Near and Far
Released: April 2013
Dick Weissman is an accomplished performer, instrumental composer, songwriter, recording artist, author and educator. Active in the Portland, OR music scene for ten years, he recorded this CD there but relocated to Denver during the summer. His new CD, Near and Far, showcases his latest collection of original music written primarily for banjo and guitar, plus a few songs with vocals. These 16 tracks are produced mostly on the simple side with a number of solos and innovative duets with oboe, English horn, oboe d’amore (all played by Mitch Imori) or soprano sax (played by Noah Peterson). Weissman contributes his own versatile talent on banjo, banjola, 6- and 12-string guitars, electric guitar, piano, and tiple. Mollie O’Brien makes several guest appearances as a lead and harmony vocalist. She shows up partway through Brazilian Banjo Rag doing a wonderful, whimsical scat, and takes the lead on Oklahoma (Carry All My Tears Away), the only song that is fully produced with 12-string guitar, drums, bass (Ron Bland) and harmonica (Dan McCrimmon). Weissman sings lead on A Cup of the Blues and shares vocals with Harry Tuft and O’Brien on the sweet waltz-time song, Take This Letter.

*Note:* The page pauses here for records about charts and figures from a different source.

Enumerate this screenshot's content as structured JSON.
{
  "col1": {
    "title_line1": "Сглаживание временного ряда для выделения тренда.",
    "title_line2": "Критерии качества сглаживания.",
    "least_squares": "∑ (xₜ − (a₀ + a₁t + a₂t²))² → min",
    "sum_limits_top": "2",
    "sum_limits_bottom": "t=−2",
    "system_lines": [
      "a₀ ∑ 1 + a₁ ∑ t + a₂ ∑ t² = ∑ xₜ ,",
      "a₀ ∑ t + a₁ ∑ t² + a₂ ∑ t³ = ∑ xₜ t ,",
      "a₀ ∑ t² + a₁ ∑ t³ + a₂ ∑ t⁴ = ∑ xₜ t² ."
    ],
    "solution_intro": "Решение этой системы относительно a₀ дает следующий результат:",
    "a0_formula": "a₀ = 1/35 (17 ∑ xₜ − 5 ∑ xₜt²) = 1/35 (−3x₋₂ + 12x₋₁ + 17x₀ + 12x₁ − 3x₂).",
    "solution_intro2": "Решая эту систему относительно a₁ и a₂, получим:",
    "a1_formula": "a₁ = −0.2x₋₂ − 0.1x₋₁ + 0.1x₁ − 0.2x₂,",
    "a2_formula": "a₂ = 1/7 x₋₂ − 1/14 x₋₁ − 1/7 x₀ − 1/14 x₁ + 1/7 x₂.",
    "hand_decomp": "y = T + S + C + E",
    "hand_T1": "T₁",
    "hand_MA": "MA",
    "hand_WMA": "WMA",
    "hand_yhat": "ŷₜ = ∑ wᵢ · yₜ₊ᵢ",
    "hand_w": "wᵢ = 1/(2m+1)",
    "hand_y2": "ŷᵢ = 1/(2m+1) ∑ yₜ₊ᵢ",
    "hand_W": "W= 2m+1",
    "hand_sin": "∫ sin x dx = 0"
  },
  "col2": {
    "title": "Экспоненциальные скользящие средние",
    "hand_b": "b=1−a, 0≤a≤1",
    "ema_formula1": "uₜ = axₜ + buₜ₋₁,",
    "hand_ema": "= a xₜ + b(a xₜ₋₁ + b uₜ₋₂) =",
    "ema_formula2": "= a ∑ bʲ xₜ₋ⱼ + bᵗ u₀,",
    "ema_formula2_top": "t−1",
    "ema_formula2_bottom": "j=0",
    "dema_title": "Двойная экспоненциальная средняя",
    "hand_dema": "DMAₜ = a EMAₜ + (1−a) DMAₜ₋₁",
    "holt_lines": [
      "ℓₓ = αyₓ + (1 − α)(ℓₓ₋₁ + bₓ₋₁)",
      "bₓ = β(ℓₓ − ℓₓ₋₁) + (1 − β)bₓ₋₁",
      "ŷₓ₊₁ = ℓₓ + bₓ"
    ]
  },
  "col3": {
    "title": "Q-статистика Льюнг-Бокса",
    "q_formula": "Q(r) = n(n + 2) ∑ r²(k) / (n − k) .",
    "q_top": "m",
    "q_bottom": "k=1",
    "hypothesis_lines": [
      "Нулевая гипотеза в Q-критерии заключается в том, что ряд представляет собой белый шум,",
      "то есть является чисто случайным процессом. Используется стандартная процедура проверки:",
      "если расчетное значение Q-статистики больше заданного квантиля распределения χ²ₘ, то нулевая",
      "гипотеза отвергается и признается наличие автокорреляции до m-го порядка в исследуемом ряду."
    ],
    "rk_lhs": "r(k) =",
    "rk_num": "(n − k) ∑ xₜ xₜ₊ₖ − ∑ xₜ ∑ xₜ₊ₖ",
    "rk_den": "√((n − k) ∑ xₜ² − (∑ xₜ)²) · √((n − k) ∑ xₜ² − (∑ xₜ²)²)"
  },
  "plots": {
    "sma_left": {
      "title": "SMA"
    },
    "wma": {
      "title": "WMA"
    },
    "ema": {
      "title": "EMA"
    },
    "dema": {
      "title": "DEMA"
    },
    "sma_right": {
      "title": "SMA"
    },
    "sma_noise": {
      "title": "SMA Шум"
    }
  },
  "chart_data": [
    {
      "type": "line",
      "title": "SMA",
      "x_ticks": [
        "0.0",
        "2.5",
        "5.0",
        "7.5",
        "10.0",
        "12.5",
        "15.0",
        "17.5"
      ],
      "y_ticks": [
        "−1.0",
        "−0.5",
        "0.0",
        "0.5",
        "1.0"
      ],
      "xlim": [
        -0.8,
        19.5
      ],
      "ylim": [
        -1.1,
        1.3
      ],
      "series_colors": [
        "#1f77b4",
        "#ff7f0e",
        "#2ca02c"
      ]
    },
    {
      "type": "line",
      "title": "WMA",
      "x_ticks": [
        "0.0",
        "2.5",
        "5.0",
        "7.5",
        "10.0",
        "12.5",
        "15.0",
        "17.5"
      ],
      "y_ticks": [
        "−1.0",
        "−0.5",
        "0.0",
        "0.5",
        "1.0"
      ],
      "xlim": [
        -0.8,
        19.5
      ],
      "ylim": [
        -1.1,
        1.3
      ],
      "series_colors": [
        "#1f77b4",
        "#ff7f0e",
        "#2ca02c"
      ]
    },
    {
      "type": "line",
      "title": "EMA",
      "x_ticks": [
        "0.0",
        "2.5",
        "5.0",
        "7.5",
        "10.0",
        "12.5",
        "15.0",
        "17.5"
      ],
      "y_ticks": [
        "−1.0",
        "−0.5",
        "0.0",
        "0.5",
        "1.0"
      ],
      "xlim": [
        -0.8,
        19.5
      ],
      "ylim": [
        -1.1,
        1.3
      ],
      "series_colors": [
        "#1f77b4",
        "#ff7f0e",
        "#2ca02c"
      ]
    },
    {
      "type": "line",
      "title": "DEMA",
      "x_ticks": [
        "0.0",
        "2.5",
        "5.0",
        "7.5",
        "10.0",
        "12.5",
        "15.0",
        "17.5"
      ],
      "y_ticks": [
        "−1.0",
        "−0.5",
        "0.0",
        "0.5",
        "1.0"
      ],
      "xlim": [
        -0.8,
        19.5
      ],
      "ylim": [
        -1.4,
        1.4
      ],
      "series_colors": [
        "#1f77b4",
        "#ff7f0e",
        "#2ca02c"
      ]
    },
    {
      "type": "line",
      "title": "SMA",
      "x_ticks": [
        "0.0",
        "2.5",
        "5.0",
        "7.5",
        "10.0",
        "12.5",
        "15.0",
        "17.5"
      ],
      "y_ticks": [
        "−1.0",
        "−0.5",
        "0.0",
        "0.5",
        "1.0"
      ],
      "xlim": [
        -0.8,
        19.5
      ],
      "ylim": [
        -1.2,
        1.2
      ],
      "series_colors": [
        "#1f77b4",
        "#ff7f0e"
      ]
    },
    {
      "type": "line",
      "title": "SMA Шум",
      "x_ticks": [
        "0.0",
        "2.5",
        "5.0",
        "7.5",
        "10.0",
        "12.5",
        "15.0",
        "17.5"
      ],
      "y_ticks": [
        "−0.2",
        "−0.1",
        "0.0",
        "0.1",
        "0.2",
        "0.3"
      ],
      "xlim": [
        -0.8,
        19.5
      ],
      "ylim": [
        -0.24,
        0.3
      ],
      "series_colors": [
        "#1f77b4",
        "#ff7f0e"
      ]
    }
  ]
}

Weissman’s music evokes gentle moods with the quietness of his solo playing, from the intricate banjo picking on Trail Ridge Variations interwoven with English horn, to his arpeggiated fingerstyle guitar on Angeology, a beautiful romantic piece written in memory of friend and Journeymen bandmate, Scott McKenzie. Recapturing Trail Ridge starts out with thoughtful, soft, melodic passages on solo banjo and then picks up the energy with frailing before closing with melody again. Stuart and the Blue Goose has a toe-tapping, old-time Appalachian feeling, written for the fine banjo player Stuart Jamieson, who died in 2008. Banjo Duende is a unique and impressive solo banjo piece with a strong flamenco theme. One of my favorite tunes is Sami & Dave, written with two different themes for his two blue heelers who had vastly different personalities. It changes mood from the prim, proper and reflective melody accompanied by oboe d’amore, to releasing all that pent-up energy into rollicking strums and rolls just like a bouncing, happy puppy.
At the end of the CD is a final track, About the Music, where Weissman gives a brief background for each song. This is a nice touch, and it gives us a sense of knowing the artist better through hearing his friendly voice speaking straight to the listener.